En Allemagne, le football a repris, pour le plus grand plaisir des fan de football… ou pas. Le football à un intérêt principal, c’est le fait que tout peut se jouer en instant. Sur une seconde, un match peut basculer, ce qui provoque des célébrations spontanés des joueurs et des frissons dans le stade, des réactions de dizaines de milliers de personnes et une tension permanente, une possibilité pour le plus faible de « retourner la situation ». Le public, au football, à donc un intérêt essentiel. Les équipes à domicile gagnent bien plus souvent qu’à l’extérieur ; en raison de multiples facteurs : fatigue du voyage, terrain, stade, supporters… Le football sans le peuple, ce n’est plus le football. Le basculement innatendu, la tension, n’existent plus.
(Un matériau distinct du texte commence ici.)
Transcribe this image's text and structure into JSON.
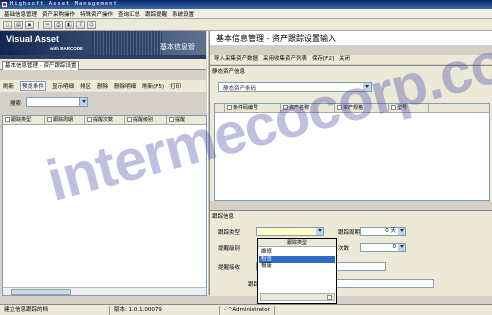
{
  "window": {
    "title": "Highsoft Asset Management"
  },
  "menu": [
    "基础信息管理",
    "资产采购操作",
    "特殊资产操作",
    "查询汇总",
    "跟踪提醒",
    "系统设置"
  ],
  "banner": {
    "title": "Visual Asset",
    "subtitle": "with BARCODE",
    "right_text": "基本信息管"
  },
  "left": {
    "tab": "基本信息管理 - 资产跟踪设置",
    "toolbar": [
      "刷新",
      "预览条件",
      "显示明细",
      "排区",
      "删除",
      "删除明细",
      "刷新(F5)",
      "打印"
    ],
    "active_tool": "预览条件",
    "search_label": "搜索",
    "columns": [
      "跟踪类型",
      "跟踪周期",
      "提醒次数",
      "提醒级别",
      "提醒"
    ]
  },
  "right": {
    "title": "基本信息管理 - 资产跟踪设置输入",
    "toolbar": [
      "导入采集资产数据",
      "采用收集资产列表",
      "保存[F2]",
      "关闭"
    ],
    "static_group": "静态资产信息",
    "asset_placeholder": "静态资产条码",
    "columns": [
      "条件码编号",
      "资产名称",
      "资产规格",
      "型号"
    ],
    "track_group": "跟踪信息",
    "fields": {
      "track_type_label": "跟踪类型",
      "track_cycle_label": "跟踪周期",
      "track_cycle_value": "0",
      "track_cycle_unit": "天",
      "remind_level_label": "提醒级别",
      "remind_times_label": "次数",
      "remind_times_value": "0",
      "remind_person_label": "提醒接收",
      "track_note_label": "跟踪备注"
    }
  },
  "dropdown": {
    "header": "跟踪类型",
    "options": [
      "维修",
      "检查",
      "报废"
    ],
    "selected_index": 1
  },
  "status": [
    "建立信息跟踪的档",
    "版本: 1.0.1.00079",
    "- ^Administrator"
  ],
  "watermark": "intermecocorp.com"
}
Mais le football est aussi une industrie, où de la valeur est extraite de toute une production. Il y a un profit immense sur le football. Les droits télévisés montrent à quel point cette industrie accumule du travail ouvrier et permet la création d’une valeur d’usage, et d’un profit. Tous les pays impérialistes, sauf la France et quelques autres, où la situation est tendue, vont relancer les championnats. Et c’est tout un symbole.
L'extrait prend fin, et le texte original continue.